A.In a right-angled triangle, the sides forming the right angle measure 15 cm and 20 cm. Find its (i) area, (ii) hypotenuse, (iii) perimeter, and (iv) the length of the perpendicular from the vertex of the right angle to the hypotenuse.
B.If the ratio of the shortest and longest sides of a right-angled triangle be 3:5 and its perimeter is 36 cm then find the area of the triangle.
C.In a right-angled triangle the smaller sides are (x+9) cm and (2x + 3) cm. Find its perimeter if its area is $ 54\;c{m^2} $

Answer 1

Hint: Any side of a right-angle triangle can be found out by Pythagoras theorem if the other two sides are known. Perimeter is the sum of all the sides present in the figure and area is half of the product of the base and height, so perimeter and area can be calculated after finding the length of all sides. Length of the perpendicular from vertex to the opposite side can be calculated by proving two triangles similar.

Complete step-by-step answer:

Area of a triangle, $ Area = \dfrac{1}{2} \times base \times height $
We are given that $ base = 15\;cm $ and $ height = 20\;cm $ , so $ area = \dfrac{1}{2} \times 15 \times 20 = 150\;c{m^2} $
From Pythagoras theorem, we know that
$
hypotenus{e^2} = bas{e^2} + heigh{t^2} \\
\Rightarrow hypotenuse = \sqrt {{{(15)}^2} + {{(20)}^2}} = \sqrt {625} = 25\;cm \;
 $
Perimeter of a figure is the sum of the length of all its sides, so
$ perimeter = 15 + 20 + 25 = 50\;cm $
In the figure, a perpendicular from A to BC is shown.
We see that,
 $
  \angle ADB = \angle BAC = 90^\circ \\
  \angle CBA = \angle DBA\,(common) \;
  $
By AA similarity criterion,
 $
  \vartriangle CAB \sim \vartriangle ADB \\
   \Rightarrow \dfrac{{CA}}{{AD}} = \dfrac{{CB}}{{AB}} \\
  AD = \dfrac{{CA \times AB}}{{CB}} \\
  AD = \dfrac{{15 \times 20}}{{25}} = 12\;cm \;
  $

B.Hypotenuse is the longest side of a triangle and shortest side can be either one of the base and the height.
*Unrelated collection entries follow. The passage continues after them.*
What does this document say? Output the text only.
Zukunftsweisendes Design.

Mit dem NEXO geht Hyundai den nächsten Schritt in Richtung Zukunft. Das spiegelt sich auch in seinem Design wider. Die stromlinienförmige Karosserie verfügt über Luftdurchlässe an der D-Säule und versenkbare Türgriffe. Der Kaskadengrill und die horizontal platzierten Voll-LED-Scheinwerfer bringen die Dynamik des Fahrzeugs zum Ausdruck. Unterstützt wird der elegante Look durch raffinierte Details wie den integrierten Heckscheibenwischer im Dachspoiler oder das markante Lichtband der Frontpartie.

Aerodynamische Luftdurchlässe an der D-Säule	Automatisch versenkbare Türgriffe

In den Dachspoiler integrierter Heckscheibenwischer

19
Ratio of longest and shortest side is $ 3:5 $ . Removing the ratio, the longest side will be 5x and the shortest side is 3x.

Applying Pythagoras theorem, we get other side $ = \sqrt {{{(5x)}^2} - {{(3x)}^2}} = \sqrt {16{x^2}} = 4x $
Perimeter of the triangle is 36cm, that is
 $
  4x + 5x + 3x = 36 \\
  12x = 36 \\
  x = 3\;cm \;
  $
We get – Hypotenuse $ = 15\;cm $ and other sides $ 9\;cm $ and $ 12\;cm $ .
So the area of the triangle is $ A = \dfrac{1}{2} \times 9 \times 12 = 54\;c{m^2} $ .
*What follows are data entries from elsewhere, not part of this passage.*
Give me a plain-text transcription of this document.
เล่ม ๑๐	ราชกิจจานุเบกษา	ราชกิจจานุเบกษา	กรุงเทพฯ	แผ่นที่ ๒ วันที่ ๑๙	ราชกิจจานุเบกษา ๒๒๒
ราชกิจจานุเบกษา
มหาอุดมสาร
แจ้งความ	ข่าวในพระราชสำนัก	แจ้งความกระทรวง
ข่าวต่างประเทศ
C.The smaller sides of the triangle are (x+9) cm and (2x + 3) cm.

Its area is $ 54\;c{m^2} $ so we have,
 $
  54 = \dfrac{1}{2} \times (x + 9) \times (2x + 3) \\
  108 = 2{x^2} + 21x + 27 \\
  2{x^2} + 21x - 81 = 0 \;
  $
Solving the above quadratic equation, we get
 $ x = 3\,or\,x = \dfrac{{ - 27}}{2} $ , as the side cannot be negative so $ x = 3 $ is the only possible value.
Shorter sides of the triangle are $ 12\;cm $ and $ 9\;cm $ .
Hypotenuse is $ H = \sqrt {{{(12)}^2} + {{(9)}^2}} = \sqrt {225} = 15\;cm $
Perimeter, $ P = 12 + 9 + 15 = 36\;cm $
So the perimeter of the triangle is $ 36\;cm $ .

Note: In a right-angled triangle, the hypotenuse is the longest side as it is the square root of the sum of the square of both sides. Two triangles are similar if their shape is same but only size or orientation is different. There are certain methods to prove two triangles similar. For example, AA similarity criterion, SAS similarity criterion, SSS similarity criterion.